Во всем многоголосии правых и виноватых нет гармонии, верная тональность давно утеряна и забыта, а старинные коробки домов, все больше напоминающие чемоданы без ручек, как будто бы брошены на полпути. Стоят никому не нужные. Впрочем, нет, это не совсем так. Например, есть в нашем городе братья-бизнесмены и меценаты Бубновы. Владимир Бубнов сейчас занимается реставрацией памятника архитектуры, дома купцов Гардениных, а Александр Бубнов давно вынашивает мечту о создании в городе большой художественной галереи, в которой гармонично уживались бы принципы традиционного живописного искусства и современные веяния. Не галерею даже, а скорее – выставочный центр. Он тоже хочет, чтобы центр этот располагался в одном из городских одряхлевших памятников архитектуры, а для того готов вложить немалые средства, чтобы подарить такому старинному зданию вторую жизнь. Один чемодан без ручки ему порекомендовали – и вот меценат, получив одобрение воронежского губернатора, а также заручившись поддержкой воронежского культурного сообщества, уже был готов приступить к делу.
Однако, не тут-то было. На пути уже не первый год различные кафкианские Замки департаментов и институций. Причем виноватых напрямую как будто и нет. Система в целом буксует и вынуждает буксовать других. Ругать бюрократию – бессмысленно, искать юридические лазейки – тоже. Что здесь торжествует – лень или властное «нельзя!» – сказать трудно. Но возникает вопрос: разве у нас в городе такое количество меценатов, готовых вкладывать большие деньги в благоустройство города, чтобы их можно было так долго мариновать в бюрократическом рассоле? И разве одобрение воронежского губернатора инициативы Александра Бубнова для чиновников ничего не значит? Странно. Странно, если не сказать большего.
Далее. Говоря о воронежском архитектурном наследии, было бы опрометчиво и даже некрасиво сводить все к примитивному противостоянию «реконструкция или снос». Нет, всякий раз сюжет оригинален, но вот канва у всех таких сюжетов все-таки схожая. Компромиссные решения, в результате которых возникает что-то новое и ценное, в таких историях редки. Может, уже за это их стоит ценить.

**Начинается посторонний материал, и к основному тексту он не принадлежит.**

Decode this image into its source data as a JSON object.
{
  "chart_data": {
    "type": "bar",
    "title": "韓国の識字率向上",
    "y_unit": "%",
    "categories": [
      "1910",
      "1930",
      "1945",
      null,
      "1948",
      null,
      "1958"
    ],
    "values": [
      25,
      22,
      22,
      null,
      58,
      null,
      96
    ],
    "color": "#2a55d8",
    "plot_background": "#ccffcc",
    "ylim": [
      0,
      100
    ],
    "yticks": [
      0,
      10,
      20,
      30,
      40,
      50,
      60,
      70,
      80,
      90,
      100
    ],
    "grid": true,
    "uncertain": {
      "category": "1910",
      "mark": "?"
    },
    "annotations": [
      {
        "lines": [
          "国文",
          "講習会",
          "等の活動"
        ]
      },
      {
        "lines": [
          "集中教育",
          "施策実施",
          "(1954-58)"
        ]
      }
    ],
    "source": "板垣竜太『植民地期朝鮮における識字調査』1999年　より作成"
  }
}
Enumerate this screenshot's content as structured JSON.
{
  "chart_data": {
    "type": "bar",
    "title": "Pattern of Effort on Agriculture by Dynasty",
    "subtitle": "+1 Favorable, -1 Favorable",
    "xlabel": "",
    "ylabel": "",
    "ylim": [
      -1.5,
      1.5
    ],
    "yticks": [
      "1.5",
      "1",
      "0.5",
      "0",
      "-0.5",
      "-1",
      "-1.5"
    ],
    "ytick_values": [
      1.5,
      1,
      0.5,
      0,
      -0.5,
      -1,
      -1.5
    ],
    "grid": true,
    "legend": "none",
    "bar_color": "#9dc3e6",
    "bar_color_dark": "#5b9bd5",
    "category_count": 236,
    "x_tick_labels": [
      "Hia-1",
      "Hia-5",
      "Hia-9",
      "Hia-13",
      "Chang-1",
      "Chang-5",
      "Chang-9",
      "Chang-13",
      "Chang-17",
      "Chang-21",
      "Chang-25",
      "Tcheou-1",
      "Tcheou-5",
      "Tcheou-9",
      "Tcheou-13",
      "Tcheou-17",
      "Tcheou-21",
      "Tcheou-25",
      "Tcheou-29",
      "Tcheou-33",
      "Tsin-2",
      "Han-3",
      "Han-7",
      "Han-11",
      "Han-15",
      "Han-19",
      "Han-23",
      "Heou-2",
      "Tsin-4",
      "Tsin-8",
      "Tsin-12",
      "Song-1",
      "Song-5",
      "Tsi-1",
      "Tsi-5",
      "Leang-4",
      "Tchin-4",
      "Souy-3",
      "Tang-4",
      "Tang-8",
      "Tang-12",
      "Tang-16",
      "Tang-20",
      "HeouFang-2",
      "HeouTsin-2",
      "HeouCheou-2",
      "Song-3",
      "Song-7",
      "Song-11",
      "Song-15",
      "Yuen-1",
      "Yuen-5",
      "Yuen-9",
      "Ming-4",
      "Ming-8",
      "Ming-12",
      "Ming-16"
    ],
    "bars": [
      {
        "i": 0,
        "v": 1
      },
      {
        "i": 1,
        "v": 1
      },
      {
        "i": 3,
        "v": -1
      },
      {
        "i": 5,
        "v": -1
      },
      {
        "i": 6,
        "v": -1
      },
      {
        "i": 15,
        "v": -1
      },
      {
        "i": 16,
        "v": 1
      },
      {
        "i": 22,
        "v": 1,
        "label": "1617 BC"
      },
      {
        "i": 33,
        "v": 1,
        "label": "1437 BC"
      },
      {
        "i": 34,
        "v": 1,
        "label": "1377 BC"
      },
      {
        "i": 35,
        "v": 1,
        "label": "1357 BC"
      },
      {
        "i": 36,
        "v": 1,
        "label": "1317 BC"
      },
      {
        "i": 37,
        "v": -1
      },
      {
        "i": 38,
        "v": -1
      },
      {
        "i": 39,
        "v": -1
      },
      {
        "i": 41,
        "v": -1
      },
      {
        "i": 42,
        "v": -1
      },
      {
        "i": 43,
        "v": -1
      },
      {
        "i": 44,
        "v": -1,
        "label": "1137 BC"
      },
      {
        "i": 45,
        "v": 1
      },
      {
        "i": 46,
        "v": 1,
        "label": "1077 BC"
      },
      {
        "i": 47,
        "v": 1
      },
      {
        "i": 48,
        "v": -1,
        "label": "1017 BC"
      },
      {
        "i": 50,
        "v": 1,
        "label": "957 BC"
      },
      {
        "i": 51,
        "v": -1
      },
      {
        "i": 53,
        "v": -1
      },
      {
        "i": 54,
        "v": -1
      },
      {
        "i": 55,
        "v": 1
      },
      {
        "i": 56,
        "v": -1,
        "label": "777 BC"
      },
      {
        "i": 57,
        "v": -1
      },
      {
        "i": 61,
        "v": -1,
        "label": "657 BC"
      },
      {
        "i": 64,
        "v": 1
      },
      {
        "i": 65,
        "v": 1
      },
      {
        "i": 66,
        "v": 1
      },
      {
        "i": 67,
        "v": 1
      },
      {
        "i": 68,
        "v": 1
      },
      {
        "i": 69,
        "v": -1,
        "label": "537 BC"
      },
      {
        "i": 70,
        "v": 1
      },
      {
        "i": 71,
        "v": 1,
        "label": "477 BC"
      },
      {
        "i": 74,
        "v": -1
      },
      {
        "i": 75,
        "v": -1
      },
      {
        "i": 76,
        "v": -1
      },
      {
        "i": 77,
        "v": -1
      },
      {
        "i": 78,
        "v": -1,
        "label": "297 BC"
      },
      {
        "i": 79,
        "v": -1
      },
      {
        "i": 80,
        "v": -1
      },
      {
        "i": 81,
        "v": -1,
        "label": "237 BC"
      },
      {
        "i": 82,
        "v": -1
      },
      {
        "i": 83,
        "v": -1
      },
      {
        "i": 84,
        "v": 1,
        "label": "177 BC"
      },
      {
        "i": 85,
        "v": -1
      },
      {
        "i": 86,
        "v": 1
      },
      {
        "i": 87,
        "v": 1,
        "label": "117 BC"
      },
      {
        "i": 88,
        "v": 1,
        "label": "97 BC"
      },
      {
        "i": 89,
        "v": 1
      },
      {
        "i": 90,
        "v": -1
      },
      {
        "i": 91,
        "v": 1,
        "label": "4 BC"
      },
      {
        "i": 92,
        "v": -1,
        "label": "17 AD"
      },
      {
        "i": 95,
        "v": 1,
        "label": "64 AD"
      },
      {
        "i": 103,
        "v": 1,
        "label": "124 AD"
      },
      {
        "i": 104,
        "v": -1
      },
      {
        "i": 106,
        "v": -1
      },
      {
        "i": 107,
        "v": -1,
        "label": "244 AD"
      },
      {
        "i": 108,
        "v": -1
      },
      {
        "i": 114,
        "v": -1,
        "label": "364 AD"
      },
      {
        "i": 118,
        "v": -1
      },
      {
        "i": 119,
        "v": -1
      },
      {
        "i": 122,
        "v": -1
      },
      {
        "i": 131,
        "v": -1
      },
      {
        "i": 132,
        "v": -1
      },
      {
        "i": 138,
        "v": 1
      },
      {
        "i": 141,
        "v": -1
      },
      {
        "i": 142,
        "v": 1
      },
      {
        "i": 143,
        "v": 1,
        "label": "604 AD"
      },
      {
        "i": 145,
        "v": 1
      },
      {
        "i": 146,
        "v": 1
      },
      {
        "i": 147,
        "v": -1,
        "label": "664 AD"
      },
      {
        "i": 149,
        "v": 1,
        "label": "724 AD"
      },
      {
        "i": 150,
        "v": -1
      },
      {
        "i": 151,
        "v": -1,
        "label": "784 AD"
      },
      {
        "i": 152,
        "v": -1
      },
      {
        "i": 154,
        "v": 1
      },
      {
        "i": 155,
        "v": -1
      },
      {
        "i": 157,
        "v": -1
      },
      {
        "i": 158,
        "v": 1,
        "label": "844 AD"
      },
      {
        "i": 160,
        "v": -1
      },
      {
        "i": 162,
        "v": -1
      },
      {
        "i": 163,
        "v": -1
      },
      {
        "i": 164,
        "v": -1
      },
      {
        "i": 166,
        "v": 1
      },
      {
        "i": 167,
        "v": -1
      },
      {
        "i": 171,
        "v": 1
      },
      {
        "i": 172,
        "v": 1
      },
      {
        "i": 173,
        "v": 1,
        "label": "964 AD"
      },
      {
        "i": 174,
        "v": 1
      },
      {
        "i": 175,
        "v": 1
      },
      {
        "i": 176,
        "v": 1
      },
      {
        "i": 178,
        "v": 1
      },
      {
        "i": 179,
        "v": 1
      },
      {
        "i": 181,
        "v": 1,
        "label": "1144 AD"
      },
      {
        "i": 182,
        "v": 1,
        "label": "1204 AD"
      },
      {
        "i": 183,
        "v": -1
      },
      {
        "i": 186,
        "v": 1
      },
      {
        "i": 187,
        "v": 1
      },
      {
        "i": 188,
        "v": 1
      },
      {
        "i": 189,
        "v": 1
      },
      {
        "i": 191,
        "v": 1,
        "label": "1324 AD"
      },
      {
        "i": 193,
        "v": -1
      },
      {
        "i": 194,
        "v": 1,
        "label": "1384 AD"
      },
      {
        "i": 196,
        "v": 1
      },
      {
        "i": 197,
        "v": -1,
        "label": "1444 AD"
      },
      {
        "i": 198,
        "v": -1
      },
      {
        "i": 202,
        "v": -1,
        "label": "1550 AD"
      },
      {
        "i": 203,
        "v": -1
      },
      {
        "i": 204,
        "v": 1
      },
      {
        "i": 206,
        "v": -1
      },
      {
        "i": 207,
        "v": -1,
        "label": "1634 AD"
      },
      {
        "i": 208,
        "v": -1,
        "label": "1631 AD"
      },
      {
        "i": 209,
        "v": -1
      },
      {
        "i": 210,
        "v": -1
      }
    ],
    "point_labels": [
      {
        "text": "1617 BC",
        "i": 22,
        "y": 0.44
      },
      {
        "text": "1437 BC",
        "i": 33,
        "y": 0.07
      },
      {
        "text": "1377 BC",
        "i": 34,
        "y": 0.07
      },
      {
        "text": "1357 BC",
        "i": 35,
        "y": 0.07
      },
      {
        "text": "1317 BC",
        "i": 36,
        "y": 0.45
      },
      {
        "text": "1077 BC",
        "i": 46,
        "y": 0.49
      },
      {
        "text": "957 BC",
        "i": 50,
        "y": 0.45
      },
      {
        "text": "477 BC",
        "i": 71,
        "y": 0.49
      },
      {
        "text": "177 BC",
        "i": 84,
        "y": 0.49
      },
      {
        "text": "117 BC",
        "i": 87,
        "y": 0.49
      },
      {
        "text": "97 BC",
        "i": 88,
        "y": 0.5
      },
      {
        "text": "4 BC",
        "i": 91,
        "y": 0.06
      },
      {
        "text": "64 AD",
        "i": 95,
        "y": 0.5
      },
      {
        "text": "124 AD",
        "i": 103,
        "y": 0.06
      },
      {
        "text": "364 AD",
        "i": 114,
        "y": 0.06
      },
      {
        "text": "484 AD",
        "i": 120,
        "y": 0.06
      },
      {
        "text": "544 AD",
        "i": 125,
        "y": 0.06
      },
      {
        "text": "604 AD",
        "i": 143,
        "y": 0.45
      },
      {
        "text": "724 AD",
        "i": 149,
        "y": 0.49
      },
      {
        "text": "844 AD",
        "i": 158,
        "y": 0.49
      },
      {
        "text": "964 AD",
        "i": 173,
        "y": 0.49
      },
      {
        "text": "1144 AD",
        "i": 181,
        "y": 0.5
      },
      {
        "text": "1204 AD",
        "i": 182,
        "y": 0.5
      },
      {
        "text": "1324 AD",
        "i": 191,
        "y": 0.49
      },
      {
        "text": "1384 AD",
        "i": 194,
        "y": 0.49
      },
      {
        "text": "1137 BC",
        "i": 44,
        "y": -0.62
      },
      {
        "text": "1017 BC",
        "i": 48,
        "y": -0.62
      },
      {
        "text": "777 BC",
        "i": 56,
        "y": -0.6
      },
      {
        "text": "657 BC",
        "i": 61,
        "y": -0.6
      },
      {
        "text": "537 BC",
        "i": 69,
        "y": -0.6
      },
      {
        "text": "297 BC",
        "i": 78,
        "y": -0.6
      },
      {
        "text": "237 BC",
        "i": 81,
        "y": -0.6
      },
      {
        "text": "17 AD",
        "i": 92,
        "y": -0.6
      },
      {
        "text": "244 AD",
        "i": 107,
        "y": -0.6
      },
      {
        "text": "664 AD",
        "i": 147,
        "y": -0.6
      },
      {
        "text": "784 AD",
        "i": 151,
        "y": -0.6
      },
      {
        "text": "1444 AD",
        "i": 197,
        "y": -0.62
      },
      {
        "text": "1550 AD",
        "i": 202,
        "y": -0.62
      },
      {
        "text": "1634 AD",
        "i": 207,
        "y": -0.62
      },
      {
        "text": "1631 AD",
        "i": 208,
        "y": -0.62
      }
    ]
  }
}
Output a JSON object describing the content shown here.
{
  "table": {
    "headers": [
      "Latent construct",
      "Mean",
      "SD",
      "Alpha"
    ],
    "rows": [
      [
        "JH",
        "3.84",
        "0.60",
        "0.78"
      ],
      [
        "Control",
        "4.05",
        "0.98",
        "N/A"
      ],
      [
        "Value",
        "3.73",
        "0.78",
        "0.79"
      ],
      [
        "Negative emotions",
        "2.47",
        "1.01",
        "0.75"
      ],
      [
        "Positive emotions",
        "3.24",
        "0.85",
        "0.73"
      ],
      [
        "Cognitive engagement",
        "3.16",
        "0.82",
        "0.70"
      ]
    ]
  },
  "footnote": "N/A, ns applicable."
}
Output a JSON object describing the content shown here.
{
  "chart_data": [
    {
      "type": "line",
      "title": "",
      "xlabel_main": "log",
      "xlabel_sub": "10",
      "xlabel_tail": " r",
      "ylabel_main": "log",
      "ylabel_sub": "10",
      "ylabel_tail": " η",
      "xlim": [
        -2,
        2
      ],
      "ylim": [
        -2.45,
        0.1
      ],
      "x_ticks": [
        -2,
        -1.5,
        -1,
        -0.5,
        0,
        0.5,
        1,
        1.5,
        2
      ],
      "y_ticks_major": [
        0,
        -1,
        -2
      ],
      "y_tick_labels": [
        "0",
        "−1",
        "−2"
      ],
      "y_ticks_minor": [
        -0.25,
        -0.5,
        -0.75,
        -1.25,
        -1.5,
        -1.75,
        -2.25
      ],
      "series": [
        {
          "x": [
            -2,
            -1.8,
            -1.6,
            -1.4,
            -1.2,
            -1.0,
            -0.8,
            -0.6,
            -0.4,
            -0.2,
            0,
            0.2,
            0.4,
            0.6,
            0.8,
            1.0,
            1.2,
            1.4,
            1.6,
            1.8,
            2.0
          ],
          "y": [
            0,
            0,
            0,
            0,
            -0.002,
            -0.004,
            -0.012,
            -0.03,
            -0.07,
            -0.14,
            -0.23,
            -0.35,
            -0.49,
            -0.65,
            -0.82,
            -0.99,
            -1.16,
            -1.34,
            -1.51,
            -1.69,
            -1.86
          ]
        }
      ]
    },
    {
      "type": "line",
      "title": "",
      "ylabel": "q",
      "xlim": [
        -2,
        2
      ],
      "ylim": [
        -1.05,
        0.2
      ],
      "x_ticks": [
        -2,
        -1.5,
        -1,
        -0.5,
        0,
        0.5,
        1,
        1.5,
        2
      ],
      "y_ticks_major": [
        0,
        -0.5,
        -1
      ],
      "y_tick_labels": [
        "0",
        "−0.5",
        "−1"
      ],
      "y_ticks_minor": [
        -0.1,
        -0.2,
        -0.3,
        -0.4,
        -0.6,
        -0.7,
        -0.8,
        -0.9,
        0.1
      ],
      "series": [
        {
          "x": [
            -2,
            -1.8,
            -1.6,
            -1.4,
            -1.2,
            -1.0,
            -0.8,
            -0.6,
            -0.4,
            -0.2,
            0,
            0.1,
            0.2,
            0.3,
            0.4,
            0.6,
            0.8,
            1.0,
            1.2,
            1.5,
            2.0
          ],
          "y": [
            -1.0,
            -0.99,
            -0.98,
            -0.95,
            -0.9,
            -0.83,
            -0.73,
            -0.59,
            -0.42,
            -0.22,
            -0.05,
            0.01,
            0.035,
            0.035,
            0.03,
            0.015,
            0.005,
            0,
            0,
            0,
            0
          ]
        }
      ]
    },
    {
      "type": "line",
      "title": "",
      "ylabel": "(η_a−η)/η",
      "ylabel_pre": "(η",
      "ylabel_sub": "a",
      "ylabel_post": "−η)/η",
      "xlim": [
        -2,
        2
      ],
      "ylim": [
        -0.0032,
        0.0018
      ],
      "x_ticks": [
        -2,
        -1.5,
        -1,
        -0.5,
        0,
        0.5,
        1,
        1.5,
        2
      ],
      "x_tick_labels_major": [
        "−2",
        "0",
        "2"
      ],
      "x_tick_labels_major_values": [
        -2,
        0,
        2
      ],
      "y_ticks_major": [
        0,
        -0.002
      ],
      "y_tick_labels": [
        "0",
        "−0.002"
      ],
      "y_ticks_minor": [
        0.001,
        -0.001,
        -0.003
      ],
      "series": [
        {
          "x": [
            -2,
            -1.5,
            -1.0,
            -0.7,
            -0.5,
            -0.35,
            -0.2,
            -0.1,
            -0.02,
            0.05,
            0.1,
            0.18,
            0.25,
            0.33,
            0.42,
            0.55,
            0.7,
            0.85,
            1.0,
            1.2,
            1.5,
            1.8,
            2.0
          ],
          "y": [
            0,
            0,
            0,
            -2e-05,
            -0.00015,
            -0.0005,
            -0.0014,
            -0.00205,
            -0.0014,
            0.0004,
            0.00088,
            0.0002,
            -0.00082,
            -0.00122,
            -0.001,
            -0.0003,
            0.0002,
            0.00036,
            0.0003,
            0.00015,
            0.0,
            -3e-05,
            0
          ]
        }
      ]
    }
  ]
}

Так или иначе, чемоданы без ручек были, есть и будут. Одни так и сгниют, не дождавшись своих хозяев, другие отправятся на помойку, третьи останутся стоять, неумело подражая Пизанской башне. И эти третьи – особенные. Тронь – и сразу обнаружится хозяин!
***
Возможно, мы не совсем в той стране живем, чтоб вот так запросто говорить о сохранении культурного наследия посредством терпеливого ничегонеделания. Вероятно, надо понимать проблемы и тех, кто решает вопросы реконструкции. Время и деньги ограничены, безусловно. Но негоже ведь ссылаться, скажем, на аварийное состояние полевого госпиталя, в котором лекарств и медиков не хватает на всех раненых. Мы не в военных же условиях находимся. Впрочем, поживем – увидим. Может, ручки на наших чемоданах сами вырастут?